Urine viola: un evento post bioptico in un caso di Nefropatia da Warfarin

INTRODUZIONE

L’ispezione delle urine è sempre stata parte integrante della Medicina fin dall’epoca medievale. Le anomalie della pigmentazione urinaria, in particolare, sono un segno importante con cui il nefrologo si confronta spesso in particolare in caso di urine scure (mioglobinuria, macroematuria). Tuttavia vi sono casi nei quali la colorazione delle urine può dipendere da cause più rare. Presentiamo un caso clinico di urine viola in una paziente sottoposta a biopsia renale per insufficienza renale acuta secondaria a Nefropatia da Warfarin.

CASO CLINICO

Donna di 85 anni ricoverata nella Nostra Struttura per IRA dopo episodio di over-scoagulazione. In anamnesi ipertensione arteriosa, arteriopatia polidistrettuale e flutter atriale trattato con Warfarin. Durante il ricovero la paziente è stata sottoposta a biopsia renale e nelle 24 ore successive alla biopsia sono comparse urine di colore viola [Figura 1]. L’istologia renale dimostrava quadro compatibile con nefropatia da Warfarin. L’esame urine escludeva macroematuria ma dimostrava batteriuria e leucocituria. Si eseguiva urinocoltura, si sostituiva il catetere vescicale e si impostava terapia antibiotica empirica con Ciprofloxacina nel sospetto di infezione da batteri associati alla Sindrome da Urine Viola, con successiva conferma di infezione con E. Coli.
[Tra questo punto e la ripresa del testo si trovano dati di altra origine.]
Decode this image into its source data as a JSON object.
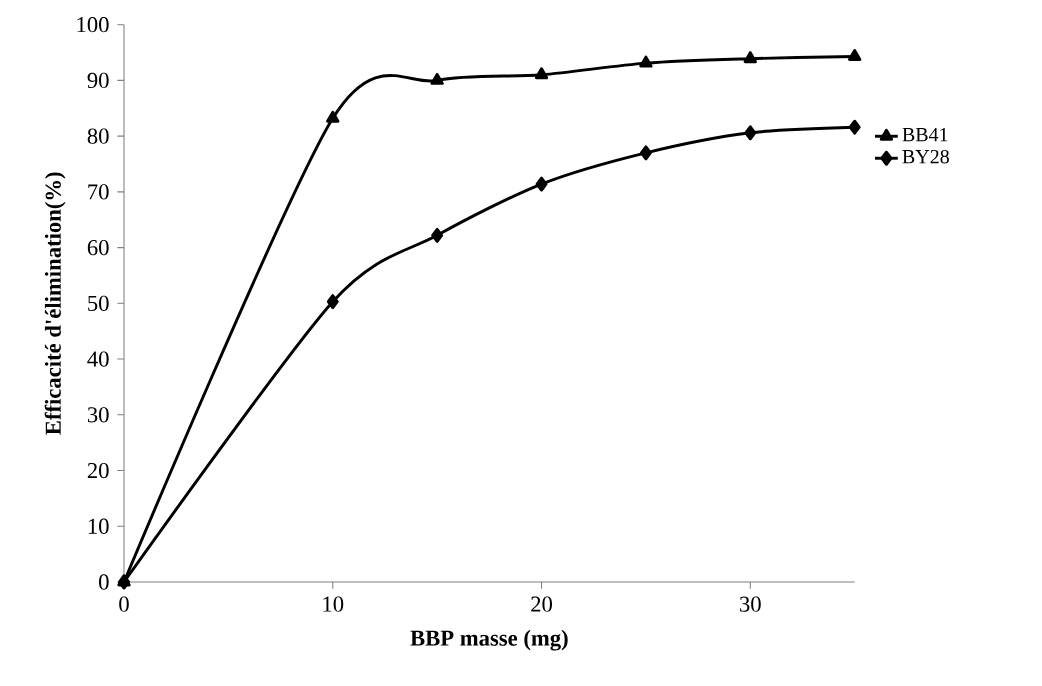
{
  "chart_data": {
    "type": "line",
    "xlabel": "BBP masse (mg)",
    "ylabel": "Efficacité d'élimination(%)",
    "x": [
      0,
      10,
      15,
      20,
      25,
      30,
      35
    ],
    "series": [
      {
        "name": "BB41",
        "color": "#000000",
        "marker": "triangle",
        "values": [
          0,
          83.2,
          90.0,
          91.0,
          93.1,
          93.9,
          94.3
        ]
      },
      {
        "name": "BY28",
        "color": "#000000",
        "marker": "diamond",
        "values": [
          0,
          50.3,
          62.2,
          71.4,
          77.0,
          80.6,
          81.6
        ]
      }
    ],
    "xlim": [
      0,
      35
    ],
    "xticks": [
      0,
      10,
      20,
      30
    ],
    "ylim": [
      0,
      100
    ],
    "yticks": [
      0,
      10,
      20,
      30,
      40,
      50,
      60,
      70,
      80,
      90,
      100
    ],
    "grid": false,
    "legend": "right",
    "line_style": "solid"
  }
}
Il quadro migliorava rapidamente con la scomparsa della colorazione violacea urinaria.

DISCUSSIONE

La Sindrome delle Urine Viola (Purple Urine Bag Syndrome – PUBS) è una condizione in cui il sacchetto ed il tubo del catetere vescicale assumono una colorazione blu-violacea.

Inizialmente descritta nel 1978 [Barlow GB – 1978 [1]], la PUBS è considerata una entità benigna ed estremamente rara anche se studi recenti riportano una prevalenza variabile tra l’8% ed il 16% in pazienti portatori di catetere vescicale a permanenza [Shiao CC – 2008 [2]].

Si associa ad infezione delle vie urinarie da patogeni produttori di fosfatasi e solfatasi di cui i più frequenti sono: E.Coli, Pseudomonas Aeruginosa, Klebsiella Pneumoniae, Enterococcus Faecium, Proteus Mirabilis, Morganella Morganii.

La formazione del colore violaceo inizia con la deaminazione del triptofano assunto con la dieta da parte dei batteri intestinali con successiva formazione di indolo. L’indolo è trasportato tramite il circolo portale al fegato dove viene convertito a indolo solfato. Nelle urine l’indolo solfato, ad opera dei batteri fosfatasi e solfatasi produttori, viene convertito ad indossile che, in presenza di Ph alcalino, si ossida in due composti: indirubina (pigmento rosso) e indaco (pigmento blu). Questi due pigmenti reagiscono chimicamente con il sacchetto e col tubo del catetere vescicale donandogli il tipico colore violaceo [Figura 2].

I fattori di rischio, oltre al posizionamento di cateteri vescicali a permanenza, sono la stipsi, l’ostruzione intestinale ed il genere femminile.  La stipsi cronica e l’ostruzione intestinale, in particolare, sembrano essere fortemente associati alla PUBS [Su FH – 2005 [3]]. Tale associazione può essere spiegata dal fatto che la ridotta motilità intestinale potrebbe favorire la crescita di batteri intestinali con conseguente incremento del metabolismo del triptofano.

CONCLUSIONI

Il caso presentato dimostra come la sindrome delle urine viola debba essere considerata in diagnosi differenziale nel caso di anomalie della pigmentazione urinaria in particolare se si verifica nell’immediato post-bioptico quando l’anomalia di pigmentazione più frequente è la macroematuria. Nel nostro caso la paziente poteva presentare macroematuria anche alla luce della diagnosi di nefropatia da Warfarin. L’identificazione precoce della patologia ha permesso il corretto iter diagnostico-terapeutico confermando la benignità del quadro.